Korea is grappling with snowballing household debt as heavy indebtedness is feared to crimp economic growth by putting restraints consumer spending. The government plans to unveil a set of measures to rein in growing household debt next week in a bid to tackle potential market instability.

“The financial watchdog plans to seek to stem excessive growth of household debt as well as make efforts to mend the structure of household debt to soften the impacts of rate hikes,” Financial Supervisory Service Gov. Kwon Hyouk-se said in a forum.

Korea’s household credit, including loans and credit purchasing, reached 801.4 trillion won ($744.5 billion) as of the end of March. Korean households’ capacity to service debt worsened in the first quarter as debt increased faster than income growth and rising interest rates are feared to further hurt households’ ability to repay debt.

Kwon said as part of efforts to rein in snowballing household debt, the FSS plans to closely monitor lending practices of banks and tighten rules on banks’ loan-to-deposit ratios.

The loan-to-deposit ratio, a gauge of a bank’s solvency, measures the percentage of a bank’s loans against the amount of its deposits. A higher reading means that the bank extended more loans than it could raise funds.

Korean banks’ loan-to-deposit ratio once hovered above 100 percent, which was blamed as their major vulnerability to a liquidity squeeze at the height of the global financial turmoil.

“The FSS will also require non-bank institutions including consumer financing firms to set aside more loan-loss reserves as borrowers with low credit ratings tend to take loans from them,” the governor said.
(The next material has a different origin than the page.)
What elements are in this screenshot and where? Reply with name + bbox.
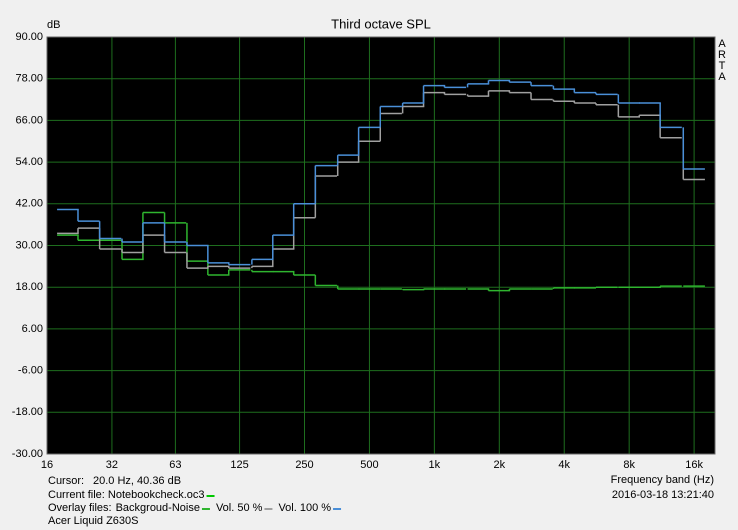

According to the central bank, home loans extended by non-bank institutions grew by 2 trillion won in April, up from a 1.4 trillion won on-month expansion in March.

Kwon also noted the FSS plans to induce local financial firms into extending home loans with fixed lending rates as part of its drive to mend banks’ lending practices.
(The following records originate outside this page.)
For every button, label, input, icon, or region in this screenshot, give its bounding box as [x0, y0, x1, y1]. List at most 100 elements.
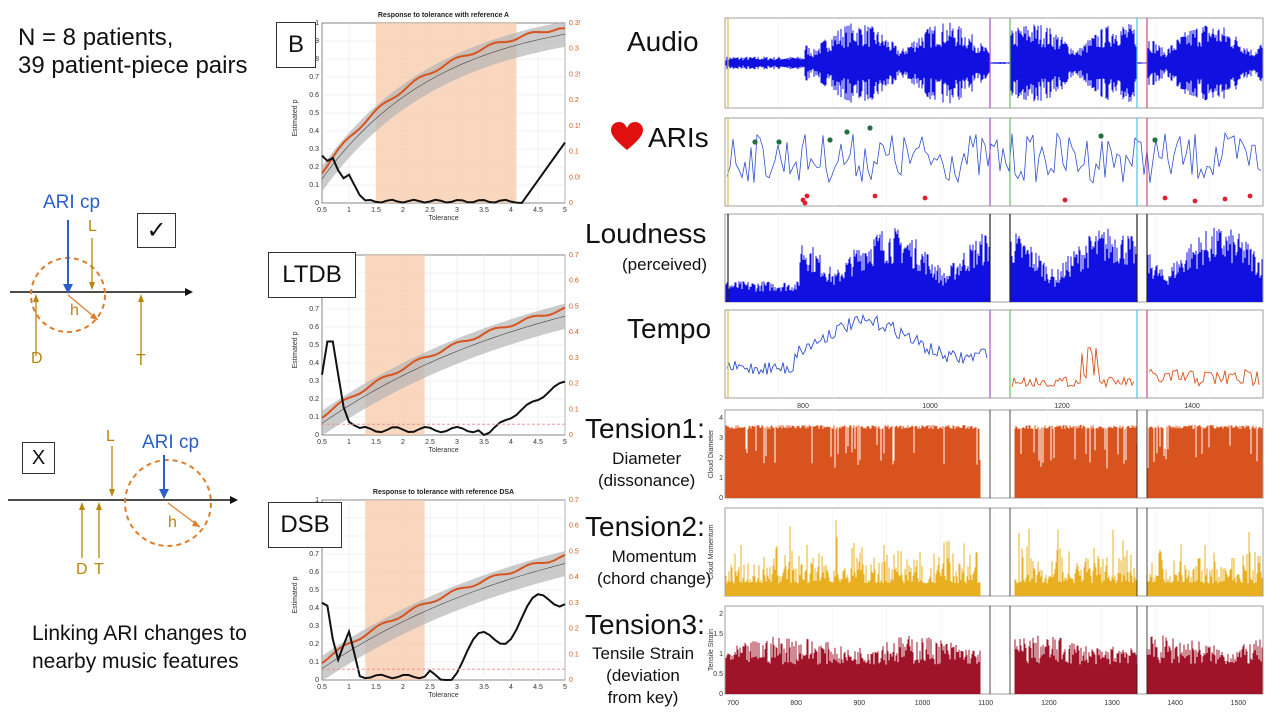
ari-trough-marker — [922, 195, 928, 201]
h-label-2: h — [168, 514, 177, 531]
ari-peak-marker — [844, 129, 850, 135]
ari-peak-marker — [776, 139, 782, 145]
y-right-tick-label: 0.2 — [569, 381, 579, 388]
t3-y-tick: 0.5 — [713, 671, 723, 678]
y-tick-label: 0.6 — [309, 569, 319, 576]
y-right-tick-label: 0.7 — [569, 497, 579, 504]
tolerance-plot-b: Response to tolerance with reference A 0.… — [292, 12, 580, 222]
row-sub-loudness: (perceived) — [622, 255, 708, 274]
ari-peak-marker — [867, 125, 873, 131]
tempo-x-tick: 800 — [797, 403, 809, 410]
bottom-x-tick: 1100 — [978, 700, 993, 707]
y-right-tick-label: 0.3 — [569, 46, 579, 53]
y-right-tick-label: 0.2 — [569, 97, 579, 104]
y-tick-label: 0.4 — [309, 360, 319, 367]
panel-label-b: B — [276, 22, 316, 68]
x-tick-label: 3 — [455, 439, 459, 446]
tension2-panel — [724, 507, 1264, 597]
tolerance-response-plots: Response to tolerance with reference A 0.… — [292, 12, 580, 699]
t3-y-tick: 2 — [719, 611, 723, 618]
y-right-tick-label: 0.1 — [569, 149, 579, 156]
x-tick-label: 1.5 — [371, 207, 381, 214]
y-tick-label: 0.7 — [309, 551, 319, 558]
tempo-panel — [724, 309, 1264, 399]
expected-curve — [321, 563, 566, 669]
bottom-x-tick: 1400 — [1167, 700, 1183, 707]
y-tick-label: 0.4 — [309, 128, 319, 135]
x-tick-label: 2.5 — [425, 684, 435, 691]
cross-mark-box: X — [22, 442, 55, 474]
y-right-tick-label: 0.6 — [569, 523, 579, 530]
d-label-2: D — [76, 561, 88, 578]
d-label-1: D — [31, 350, 43, 367]
x-tick-label: 2 — [401, 207, 405, 214]
x-tick-label: 1 — [347, 207, 351, 214]
tension2-panel-fill — [725, 520, 1263, 596]
y-tick-label: 0.5 — [309, 342, 319, 349]
expected-curve — [321, 33, 566, 180]
plot-title: Response to tolerance with reference DSA — [373, 489, 514, 496]
x-tick-label: 1 — [347, 684, 351, 691]
y-right-tick-label: 0.3 — [569, 600, 579, 607]
x-tick-label: 0.5 — [317, 684, 327, 691]
x-axis-label: Tolerance — [428, 447, 458, 454]
x-tick-label: 2 — [401, 684, 405, 691]
pvalue-curve — [321, 141, 566, 205]
tolerance-window-shade — [365, 255, 425, 435]
x-tick-label: 3.5 — [479, 439, 489, 446]
y-tick-label: 0.3 — [309, 146, 319, 153]
row-label-aris: ARIs — [648, 122, 709, 153]
x-axis-label: Tolerance — [428, 215, 458, 222]
x-tick-label: 3 — [455, 207, 459, 214]
row-label-tension2: Tension2: — [585, 511, 705, 542]
y-tick-label: 1 — [315, 20, 319, 27]
x-tick-label: 4 — [509, 684, 513, 691]
x-tick-label: 5 — [563, 684, 567, 691]
audio-waveform-panel — [724, 17, 1264, 109]
y-tick-label: 0.7 — [309, 306, 319, 313]
x-tick-label: 4.5 — [533, 207, 543, 214]
tempo-x-tick: 1200 — [1054, 403, 1070, 410]
x-tick-label: 2.5 — [425, 207, 435, 214]
t1-y-tick: 0 — [719, 495, 723, 502]
tension1-panel-fill — [725, 424, 1263, 498]
y-right-tick-label: 0.4 — [569, 329, 579, 336]
y-tick-label: 0.3 — [309, 623, 319, 630]
y-right-tick-label: 0 — [569, 200, 573, 207]
x-tick-label: 1 — [347, 439, 351, 446]
y-right-tick-label: 0.7 — [569, 252, 579, 259]
tempo-series-main — [726, 313, 988, 376]
y-tick-label: 0.1 — [309, 659, 319, 666]
expected-curve — [321, 315, 566, 424]
y-tick-label: 0.2 — [309, 641, 319, 648]
y-tick-label: 0.4 — [309, 605, 319, 612]
t3-y-axis-label: Tensile Strain — [708, 629, 715, 671]
y-tick-label: 0.1 — [309, 182, 319, 189]
y-axis-label: Estimated p — [292, 331, 299, 368]
diagram-ari-cross — [8, 446, 238, 558]
x-tick-label: 0.5 — [317, 207, 327, 214]
y-tick-label: 0.5 — [309, 110, 319, 117]
x-tick-label: 4 — [509, 207, 513, 214]
confidence-band — [322, 550, 565, 680]
ari-trough-marker — [1222, 196, 1228, 202]
tension1-panel — [724, 409, 1264, 499]
y-right-tick-label: 0 — [569, 432, 573, 439]
x-tick-label: 0.5 — [317, 439, 327, 446]
x-tick-label: 4.5 — [533, 684, 543, 691]
ari-panel — [724, 117, 1264, 207]
ari-series — [726, 131, 1262, 184]
x-tick-label: 4 — [509, 439, 513, 446]
y-tick-label: 0 — [315, 677, 319, 684]
tension3-panel — [724, 605, 1264, 695]
y-right-tick-label: 0.2 — [569, 626, 579, 633]
y-tick-label: 0 — [315, 200, 319, 207]
row-sub-tension3: Tensile Strain (deviation from key) — [592, 644, 695, 707]
audio-waveform — [725, 22, 1263, 104]
ari-trough-marker — [1247, 193, 1253, 199]
tempo-x-tick: 1000 — [922, 403, 938, 410]
row-label-tension3: Tension3: — [585, 609, 705, 640]
tolerance-plot-dsb: Response to tolerance with reference DSA… — [292, 489, 579, 699]
ari-trough-marker — [1062, 197, 1068, 203]
t1-y-tick: 2 — [719, 455, 723, 462]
As the bulk of banks’ mortgage loans is extended with floating lending rates, households are more exposed to risks if interest rates are on the rise.

Korea plans to encourage more households to mend the practice of only repaying interest on their mortgage loans without paying out principal for an extended period of time, he said.

Touching on the issue of handling ailing savings banks, Kwon said the watchdog may get the broad picture of which savings banks are in trouble in September.

The Financial Services Commission, the financial regulator, is seeking to overhaul the troubled sector in the second half following the first round of the restructuring.

Korea has suspended operations of eight troubled savings banks since early this year as they suffered from deteriorating asset quality, hit by soured construction loans. One player was sold to No. 2 banking group Woori Finance and the government is seeking to sell the remainder this year.